Bible and archaeology news
The recent discovery of a small 11th-century B.C.E. seal at Beth Shemesh featuring a crude representation of a person next to a lion has sparked associations between the discovery and Samson’s lion fight in Judges 14. In the late Iron Age, the site lay in the frequently changing border territory between the Canaanites, Israelites and Philistines. It lies opposite Zorah, Samson’s birthplace, and nearby Timnah (Tel Batash), where Samson was smitten with a Philistine girl whom he insisted on marrying despite his parents’ objections (Judges 14:1–3). There Samson propounded his famous riddle: “Out of the eater came something to eat, / Out of the strong came something sweet” (Judges 14:14).

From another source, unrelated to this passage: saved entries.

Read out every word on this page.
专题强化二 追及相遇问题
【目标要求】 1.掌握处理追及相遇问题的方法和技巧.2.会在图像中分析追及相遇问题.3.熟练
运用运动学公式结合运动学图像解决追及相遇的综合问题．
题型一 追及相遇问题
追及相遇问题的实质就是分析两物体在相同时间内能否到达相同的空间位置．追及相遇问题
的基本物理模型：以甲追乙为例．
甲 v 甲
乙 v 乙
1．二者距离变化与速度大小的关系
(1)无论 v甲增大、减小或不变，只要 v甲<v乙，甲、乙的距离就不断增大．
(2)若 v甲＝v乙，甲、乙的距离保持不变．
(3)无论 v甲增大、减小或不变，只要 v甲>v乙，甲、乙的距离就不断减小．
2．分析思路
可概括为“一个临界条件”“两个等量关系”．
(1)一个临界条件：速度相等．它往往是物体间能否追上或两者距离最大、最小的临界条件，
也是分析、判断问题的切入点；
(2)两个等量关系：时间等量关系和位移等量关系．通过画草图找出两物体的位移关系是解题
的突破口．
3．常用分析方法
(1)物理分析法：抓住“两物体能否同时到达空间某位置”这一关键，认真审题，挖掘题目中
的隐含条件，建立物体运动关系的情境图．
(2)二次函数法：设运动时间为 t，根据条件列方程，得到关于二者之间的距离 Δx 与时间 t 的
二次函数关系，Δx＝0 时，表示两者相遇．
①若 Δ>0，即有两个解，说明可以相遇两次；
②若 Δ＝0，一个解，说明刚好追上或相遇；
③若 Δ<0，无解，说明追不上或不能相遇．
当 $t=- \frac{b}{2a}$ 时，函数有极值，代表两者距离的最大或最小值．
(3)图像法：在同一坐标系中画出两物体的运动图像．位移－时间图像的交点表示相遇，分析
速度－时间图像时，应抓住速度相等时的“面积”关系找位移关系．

The depiction on the seal itself appears too crude to identify with a specific individual. While the animal does bear resemblance to contemporary depictions of lions, the lack of a weapon in the figure’s hand challenges the notion that this is a violent scene. In an article in Ha’aretz, the excavation directors suggest that “a story was being told at the time of a hero who fought a lion, and that the story eventually found its way into the Biblical text and onto the seal.”* ATelegraph article titled “Israeli Scholars Claim Possible Evidence of Samson” draws a closer tie between the seal and the Biblical figure. Both associations between the Samson narrative and the Beth Shemesh seal rely on an implicit understanding that this is, in fact, a man fighting a lion. If this can be proven, then the seal, discovered near Samson’s hometown during the time of Judges, may very well be linked to Samson or a related hero figure.